Susan George is a Franco-American political and social scientist, activist and writer on global social justice, Third World poverty, underdevelopment and debt. She is a fellow and president of the board of the Transnational Institute in Amsterdam. Here’s a quote by her from a recent interview:
“European policies so far are disastrous! They are the same so-called “remedies” that were forced on developing countries in the 1980s, now better known as the “lost decade for development”. The austerity programmes being imposed on Greece, Ireland or Portugal come straight from the neoliberal handbook of Structural Adjustment Programmes (SAPs), from A to Z.
The result is savage contraction of those economies to an unheard-of degree. When radical privatisation, salary cuts, social spending wipe-outs and so on were imposed in really poor countries like Niger, they actually led to famine and mass deaths. In Europe, we have more leeway, some cushions, but Greece’s economy has already shrunk by more than 5% this year, unemployment has soared with no compensation, small businesses are failing in droves and everything in sight is being privatised.
It’s a criminal policy designed to push workers back into 19th century, to get rid of the social benefits people fought for over many generations. As usual, the rich will escape and international capital will have a heyday with the privatisation possibilities. Ordinary people are paying twice for the financial crisis—first to bail out the banks and now to sacrifice and bring about the ruin of their own countries and livelihoods.
Obviously, austerity will only worsen economic woes—less tax revenue, more unemployment, low investment, a larger underground economy and so on. Plus enormous human suffering and possible breakup of the Euro. There has not been a single case where a country came out better off because of IMF austerity policies.

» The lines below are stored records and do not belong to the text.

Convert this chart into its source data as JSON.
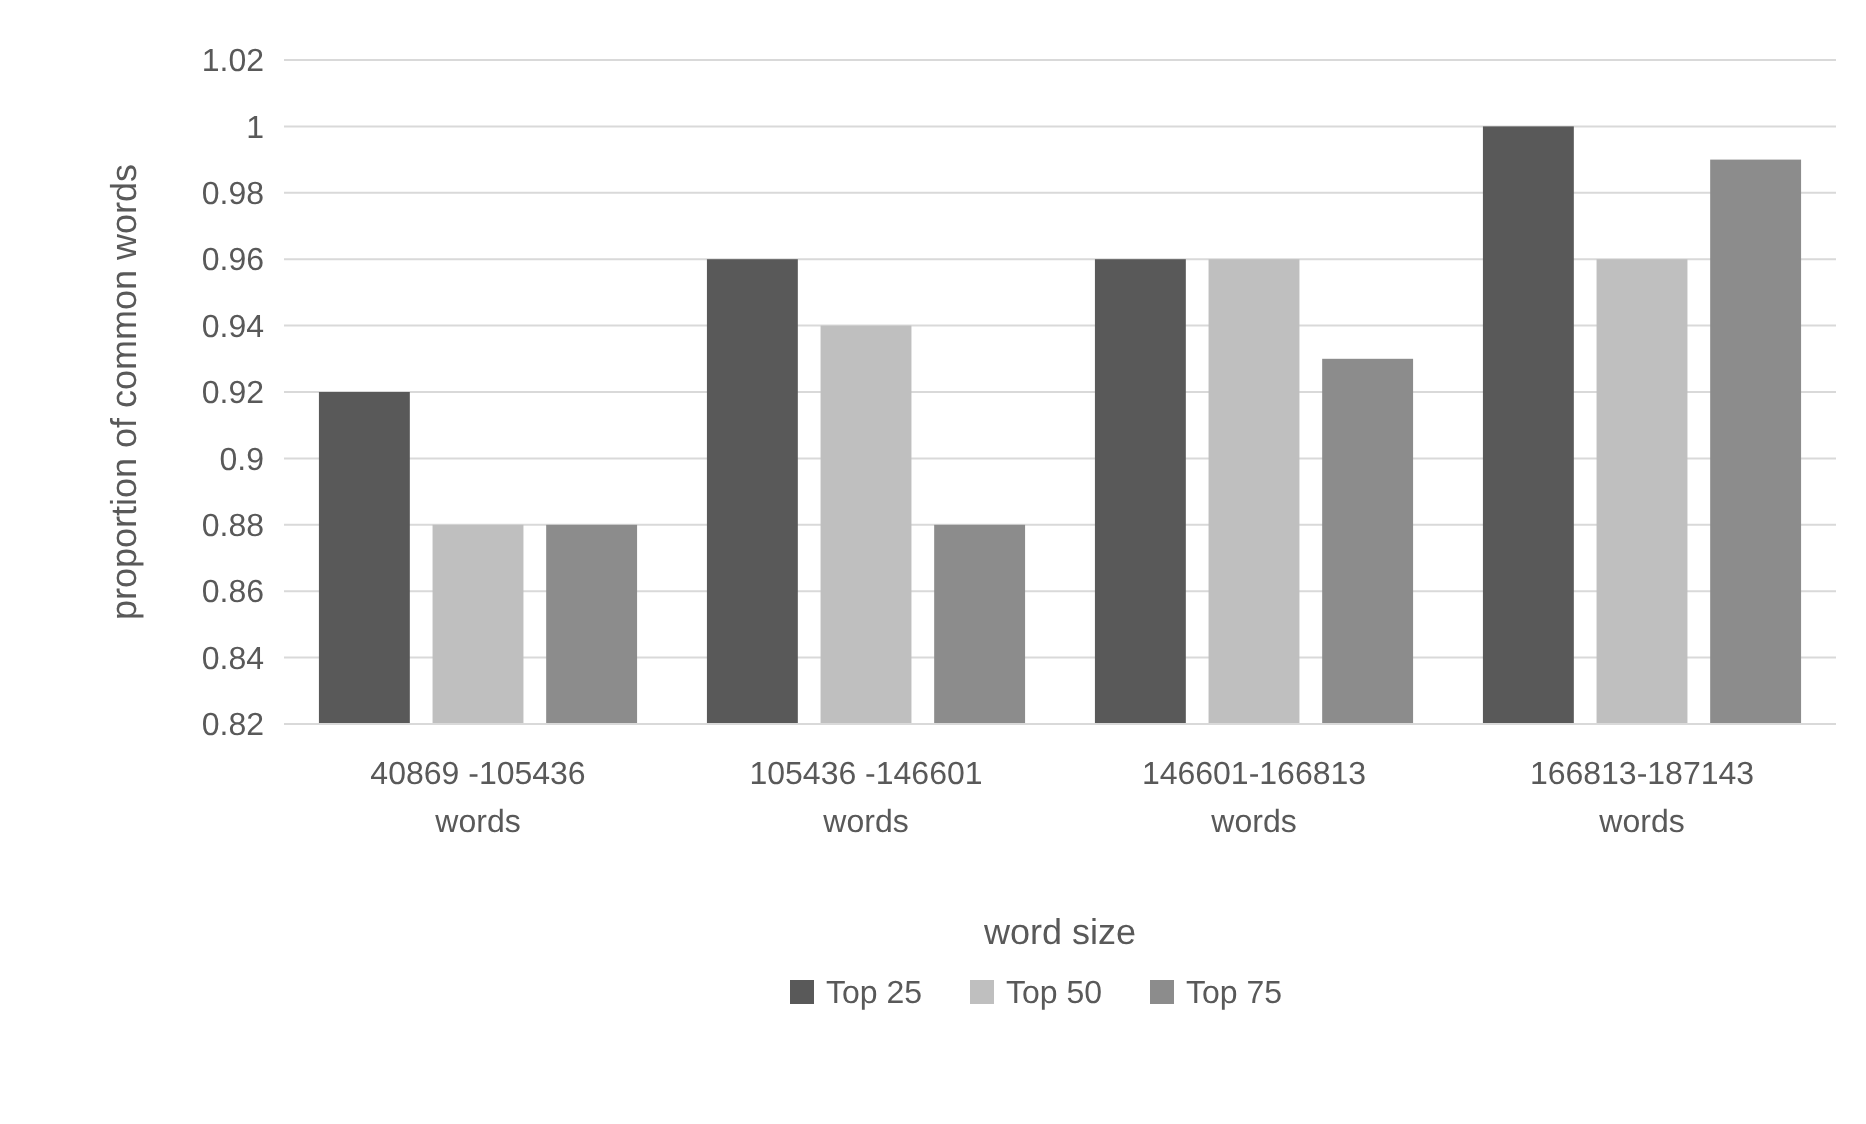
{
  "chart_data": {
    "type": "bar",
    "xlabel": "word size",
    "ylabel": "proportion of common words",
    "categories": [
      "40869 -105436 words",
      "105436 -146601 words",
      "146601-166813 words",
      "166813-187143 words"
    ],
    "series": [
      {
        "name": "Top 25",
        "color": "#595959",
        "values": [
          0.92,
          0.96,
          0.96,
          1
        ]
      },
      {
        "name": "Top 50",
        "color": "#bfbfbf",
        "values": [
          0.88,
          0.94,
          0.96,
          0.96
        ]
      },
      {
        "name": "Top 75",
        "color": "#8c8c8c",
        "values": [
          0.88,
          0.88,
          0.93,
          0.99
        ]
      }
    ],
    "ylim": [
      0.82,
      1.02
    ],
    "yticks": [
      0.82,
      0.84,
      0.86,
      0.88,
      0.9,
      0.92,
      0.94,
      0.96,
      0.98,
      1,
      1.02
    ],
    "grid": "y",
    "legend": "bottom"
  }
}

It’s obvious all the stopgap measures won’t work in Ireland or Greece. I’m not even sure they are meant to. In the developing countries and now in Europe, debt allows creditors to exercise a kind of colonialism without an army or an imperial administration. It’s no accident that the Latin Americans prioritised paying back the IMF as soon as they could afford to. It was the only way they could start running their own economies again.

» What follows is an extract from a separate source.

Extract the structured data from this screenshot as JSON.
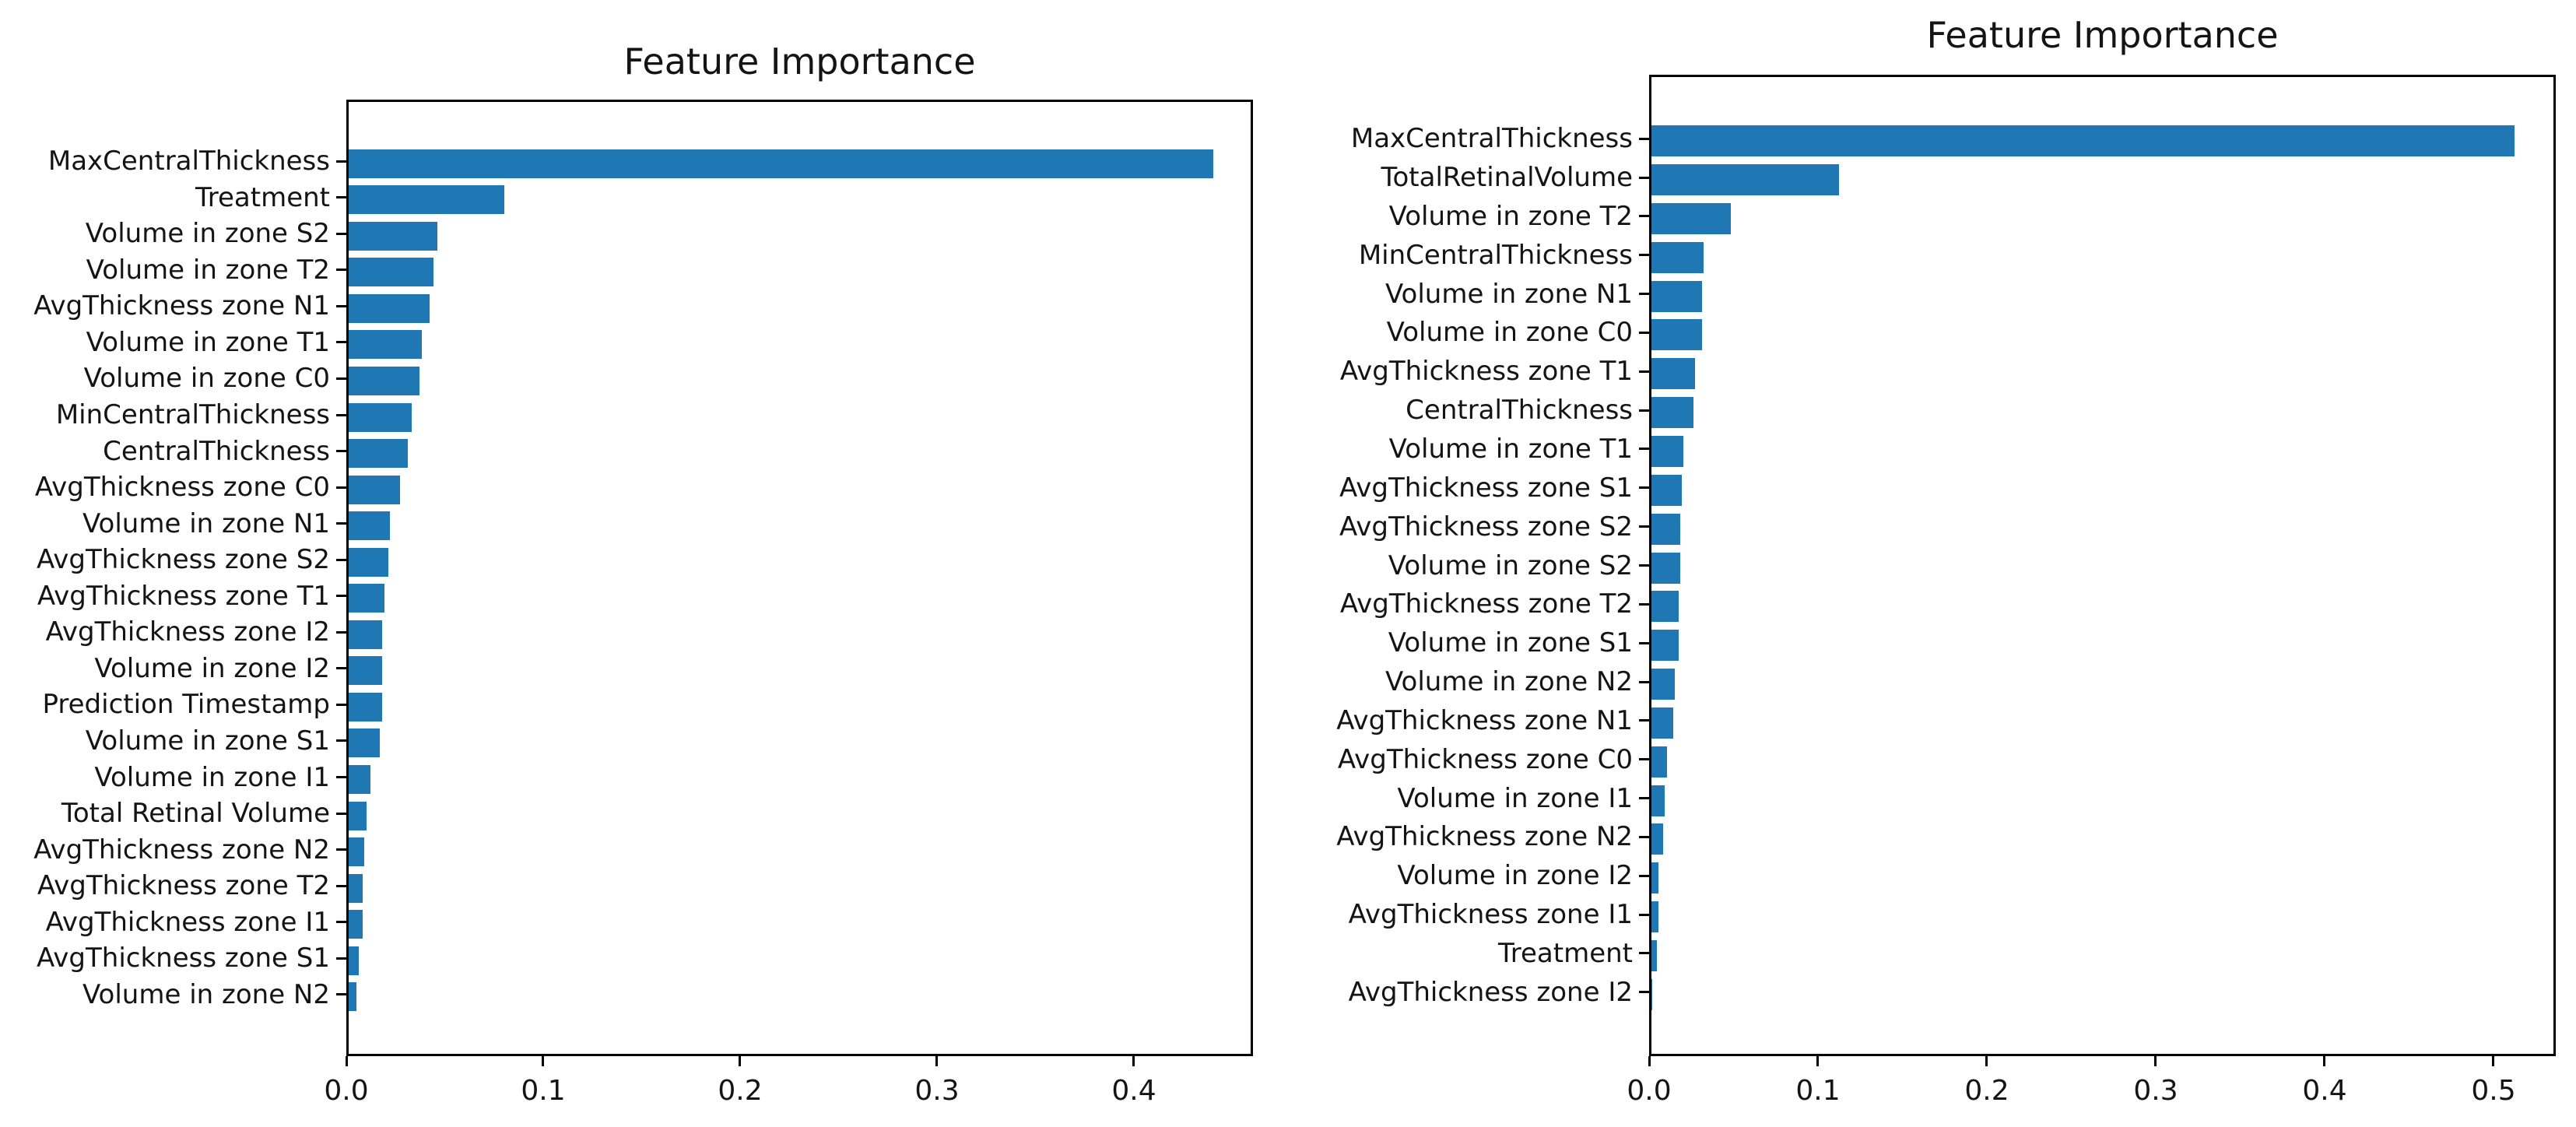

One of the reasons we fought so hard in France against the Lisbon Treaty was that it enshrined neoliberal economic policy at the heart of Europe, and set us up for the kind of crises we now face. Now the European Commission wants to examine all individual country budgets before their parliaments vote on them to make sure they meet certain standards. This is a blatant attack on democracy.
Everything under the European Commission is now judged in terms of “competitivity” which includes suicidal competition between European countries themselves. Not everyone can be Germany. In the Euro zone, government spending is still around 50% of GDP but corporations and capital want to get control over as much of that as they can. Once again, we’re being slowly dragged back into the 19th century.”